Fr. Patrick Henry Reardon
Although repentance is profitable to the soul, Holy Scripture does not regard it as sufficient to undo the historical effects of sin. That is to say, by repentance I can change the course of my life—and my eternal destiny—but the bad things I have done, and the good things left undone, will still continue to run on their own. My repentance will not undo them as actions in history. Such is the practical meaning, I take it, of the adage, factum non fit non factum—”a thing done cannot become a thing not done.” It can be repented of, it can be forgiven, but it cannot be undone.
This truth about repentance was made clear at the discovery of the Deuteronomic Scroll in 622 before Christ. When this document caused Josiah and his friends to realize how far Judah had wandered into sin, they immediately repented. The prophetess Huldah, consulted on this matter, assured them that the Lord accepted their repentance, but she also warned that their repentance would not avert the historical effects of so much sin. The accumulated transgressions of numerous generations would still bring about the destruction of the nation. Indeed, part of Josiah’s repentance was an acceptance of the divine judgment on the nation.

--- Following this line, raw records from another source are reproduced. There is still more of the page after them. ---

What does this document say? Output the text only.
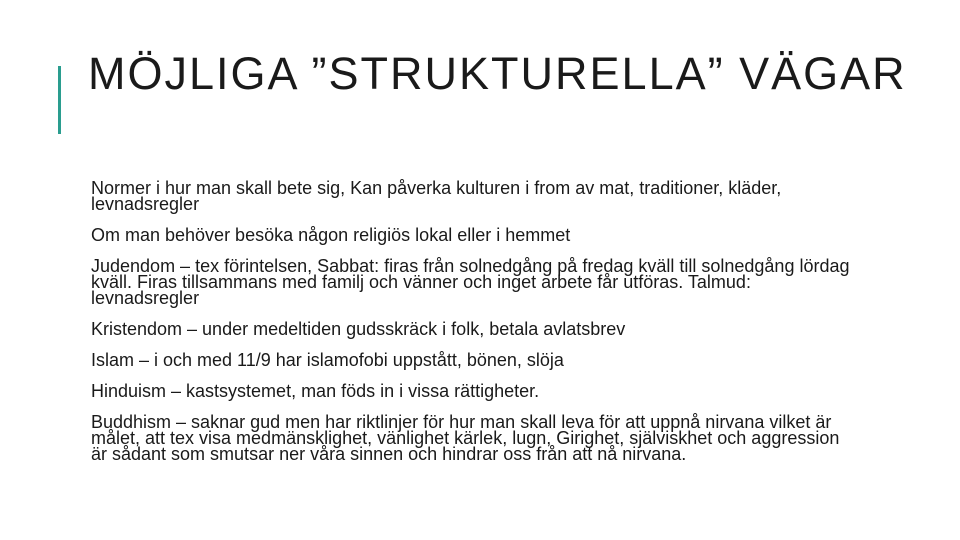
MÖJLIGA ”STRUKTURELLA” VÄGAR
Normer i hur man skall bete sig, Kan påverka kulturen i from av mat, traditioner, kläder, levnadsregler
Om man behöver besöka någon religiös lokal eller i hemmet
Judendom – tex förintelsen, Sabbat: firas från solnedgång på fredag kväll till solnedgång lördag kväll. Firas tillsammans med familj och vänner och inget arbete får utföras. Talmud: levnadsregler
Kristendom – under medeltiden gudsskräck i folk, betala avlatsbrev
Islam – i och med 11/9 har islamofobi uppstått, bönen, slöja
Hinduism – kastsystemet, man föds in i vissa rättigheter.
Buddhism – saknar gud men har riktlinjer för hur man skall leva för att uppnå nirvana vilket är målet, att tex visa medmänsklighet, vänlighet kärlek, lugn, Girighet, själviskhet och aggression är sådant som smutsar ner våra sinnen och hindrar oss från att nå nirvana.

Indeed, I believe an integral component of repentance is the grace to leave in God’s provident hands the historical judgment of the manifold evil effects of our sins. We repentant sinners must make such amends as we can (cf. Luke 19:8), but none of us can even know—much less avert—all the evil consequences our sins have unleashed in history. These things have already taken on a historical dynamism of their own, and God will deal with them according to His own wise judgment.
This truth about repentance is pertinent, not only to the bad things we have done, but also to the required good things we have failed to do. Only in our later years—long after we made the major decisions that governed our lives—do some of us come to realize how many possibilities we have squandered and how few duties we have fulfilled. But now it is too late; our education is long over, our children have already been raised, further opportunities are few and diminishing by the hour, and our neglected friends lie cold in the tomb.
We find ourselves unable to undo any of it. We weep, with Joel, for “the years the locust hath consumed, the cankerworm, and the caterpillar, and the palmerworm.” We are obliged simply to accept the judgment of God, following the insight of the Psalmist: iudicia Domini vera, iustificata in semetipsa—“the judgments of the Lord are true, and righteous altogether.”
Repentance, then, as a turning from sin to God, involves more than a release from personal guilt. It means, also, handing over to the Lord’s judgment and providential care the countless historical effects of our myriad failures. That is to say, repentance places not only our individual lives but also our larger destiny—the myriad links that join us to the rest of mankind—under God’s sovereign governance of history. Repentance makes us participes rei, sharers of a thing vastly larger than ourselves.
Josiah’s death at Megiddo in 609, a bare thirteen years after the discovery of the Deuteronomic Scroll, was the beginning of all the punishments Judah would undergo as the binding historical legacy of its many infidelities. Jeremiah saw it and wept; Habakkuk saw it and trembled.